In fact, traditional x86 opcodes allow both operand size selection (sometimes as specific instruction encoding, sometimes via prefix bytes) and register number selection bits. For register selection, there's always three bits in the instruction encoding. This allows for a total of eight registers.
Originally, there were four, AX/BX/BP/SP for 16bit and AL/AH/BL/BH for 8bit.
Adding two more gave CX/DX plus CL/CH/DL/DH. No more 8bit regs left, but still two unused values in the register selection for 16bit.
Which were provided in another rev of Intel's architecture by the index regs DI/SI.
That done, they had exhausted the 3 register selection bits (and made it impossible to provide 8bit regs for SI/DI/BP/SP).
The way AMD64 64bit mode managed to double the register set is therefore by using prefix bytes ("use the new regs"-prefix), similar to how traditional x86 code chose between 16 and 32bit operations.

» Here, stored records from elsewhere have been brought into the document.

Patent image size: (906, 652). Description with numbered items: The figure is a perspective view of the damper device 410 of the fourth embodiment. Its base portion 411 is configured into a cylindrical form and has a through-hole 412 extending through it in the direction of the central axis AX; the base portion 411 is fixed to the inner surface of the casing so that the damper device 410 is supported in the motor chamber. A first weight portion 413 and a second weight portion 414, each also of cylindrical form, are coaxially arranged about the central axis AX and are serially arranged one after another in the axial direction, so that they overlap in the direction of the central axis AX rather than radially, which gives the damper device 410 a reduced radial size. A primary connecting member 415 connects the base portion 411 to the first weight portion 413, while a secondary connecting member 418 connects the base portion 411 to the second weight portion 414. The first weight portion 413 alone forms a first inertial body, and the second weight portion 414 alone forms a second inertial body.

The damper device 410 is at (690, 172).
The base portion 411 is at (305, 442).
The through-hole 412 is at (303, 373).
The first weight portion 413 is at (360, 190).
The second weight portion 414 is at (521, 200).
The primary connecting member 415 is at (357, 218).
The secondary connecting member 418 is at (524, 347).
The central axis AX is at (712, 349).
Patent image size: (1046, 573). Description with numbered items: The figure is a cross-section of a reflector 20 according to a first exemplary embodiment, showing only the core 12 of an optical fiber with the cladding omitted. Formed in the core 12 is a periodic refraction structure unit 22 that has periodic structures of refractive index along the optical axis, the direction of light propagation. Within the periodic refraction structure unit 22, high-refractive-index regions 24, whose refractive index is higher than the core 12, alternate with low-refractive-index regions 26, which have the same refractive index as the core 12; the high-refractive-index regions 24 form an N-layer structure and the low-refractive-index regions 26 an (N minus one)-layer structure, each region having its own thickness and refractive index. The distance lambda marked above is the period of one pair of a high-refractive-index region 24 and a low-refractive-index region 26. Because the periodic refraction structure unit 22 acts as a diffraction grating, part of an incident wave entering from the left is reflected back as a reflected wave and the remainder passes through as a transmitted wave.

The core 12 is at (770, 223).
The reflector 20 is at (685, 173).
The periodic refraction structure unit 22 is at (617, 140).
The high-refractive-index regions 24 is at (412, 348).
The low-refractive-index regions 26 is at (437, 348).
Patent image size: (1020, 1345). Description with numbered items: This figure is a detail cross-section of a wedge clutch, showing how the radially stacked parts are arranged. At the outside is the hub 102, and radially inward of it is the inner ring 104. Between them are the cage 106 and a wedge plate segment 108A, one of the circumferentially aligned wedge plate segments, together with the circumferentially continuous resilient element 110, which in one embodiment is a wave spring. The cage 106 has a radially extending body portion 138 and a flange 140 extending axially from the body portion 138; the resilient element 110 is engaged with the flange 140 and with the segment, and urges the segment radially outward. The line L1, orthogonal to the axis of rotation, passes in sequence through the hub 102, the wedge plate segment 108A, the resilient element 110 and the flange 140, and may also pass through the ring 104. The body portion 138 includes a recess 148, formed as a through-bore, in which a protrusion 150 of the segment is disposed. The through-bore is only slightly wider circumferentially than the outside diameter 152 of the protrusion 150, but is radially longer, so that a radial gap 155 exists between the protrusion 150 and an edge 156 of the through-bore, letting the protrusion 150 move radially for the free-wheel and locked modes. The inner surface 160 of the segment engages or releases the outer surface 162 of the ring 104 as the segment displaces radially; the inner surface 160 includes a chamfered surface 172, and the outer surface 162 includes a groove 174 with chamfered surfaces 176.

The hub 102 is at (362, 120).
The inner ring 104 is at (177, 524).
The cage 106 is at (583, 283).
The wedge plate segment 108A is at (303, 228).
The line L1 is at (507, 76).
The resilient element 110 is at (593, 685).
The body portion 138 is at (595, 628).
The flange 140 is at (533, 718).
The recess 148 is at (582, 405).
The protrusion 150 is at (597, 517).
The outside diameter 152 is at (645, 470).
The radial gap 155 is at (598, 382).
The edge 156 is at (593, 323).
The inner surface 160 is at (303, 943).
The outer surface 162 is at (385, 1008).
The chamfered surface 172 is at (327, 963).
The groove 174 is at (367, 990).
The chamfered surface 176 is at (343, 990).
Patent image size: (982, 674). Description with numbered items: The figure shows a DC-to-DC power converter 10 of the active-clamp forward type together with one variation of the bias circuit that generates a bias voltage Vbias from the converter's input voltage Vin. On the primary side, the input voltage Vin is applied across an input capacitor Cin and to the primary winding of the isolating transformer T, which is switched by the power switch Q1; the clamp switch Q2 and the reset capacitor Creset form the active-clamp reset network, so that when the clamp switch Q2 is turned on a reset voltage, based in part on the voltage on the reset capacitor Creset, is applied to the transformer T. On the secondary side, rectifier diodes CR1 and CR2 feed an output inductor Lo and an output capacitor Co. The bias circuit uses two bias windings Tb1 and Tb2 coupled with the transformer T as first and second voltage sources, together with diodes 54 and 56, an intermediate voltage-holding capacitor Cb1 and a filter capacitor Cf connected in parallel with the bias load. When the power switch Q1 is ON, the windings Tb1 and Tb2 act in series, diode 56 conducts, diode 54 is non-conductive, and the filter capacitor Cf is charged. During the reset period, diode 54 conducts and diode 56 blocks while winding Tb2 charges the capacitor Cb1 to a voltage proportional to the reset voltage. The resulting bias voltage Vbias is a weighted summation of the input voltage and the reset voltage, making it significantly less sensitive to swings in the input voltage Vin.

Same method was used to provide 8bit registers where there have been none "traditionally", i.e. for SP/BP/SI/DI.
To illustrate, see, for example, the following instruction encodings:
0: 00 c0 add %al,%al
2: 00 c1 add %al,%cl
4: 00 c2 add %al,%dl
6: 00 c3 add %al,%bl
8: 00 c4 add %al,%ah
a: 00 c5 add %al,%ch
c: 00 c6 add %al,%dh
e: 00 c7 add %al,%bh
10: 40 00 c4 add %al,%spl
13: 40 00 c5 add %al,%bpl
16: 40 00 c6 add %al,%sil
19: 40 00 c7 add %al,%dil
And, for [ 16bit / 64bit ] / 32bit, side-by side since it's so illustrative:
0 : [66/48] 01 c0 add %?ax,%?ax
2/3 : [66/48] 01 c1 add %?ax,%?cx
4/6 : [66/48] 01 c2 add %?ax,%?dx
6/9 : [66/48] 01 c3 add %?ax,%?bx
8/c : [66/48] 01 c4 add %?ax,%?sp
a/f : [66/48] 01 c5 add %?ax,%?bp
c/12: [66/48] 01 c6 add %?ax,%?si
e/15: [66/48] 01 c7 add %?ax,%?di
The prefix 0x66 marks a 16bit operation, and 0x48 is one of the prefix bytes for a 64bit op (it'd be a different one if your target and/or source were one of the "new" high-numbered registers).
To get back to your original question, how to access the high bits; well, newer CPUs have SSE instructions for the purpose; every 8/16/32/64bit field of the vector register is separately accessible via e.g. shuffle instructions, and in fact a lot of string manipulation code provided by Intel / AMD in their optimized libraries these days doesn't use the normal CPU registers anymore but the vector registers instead. If you need symmetry between upper / lower halves (or other fractions) of some larger value, use the vector registers.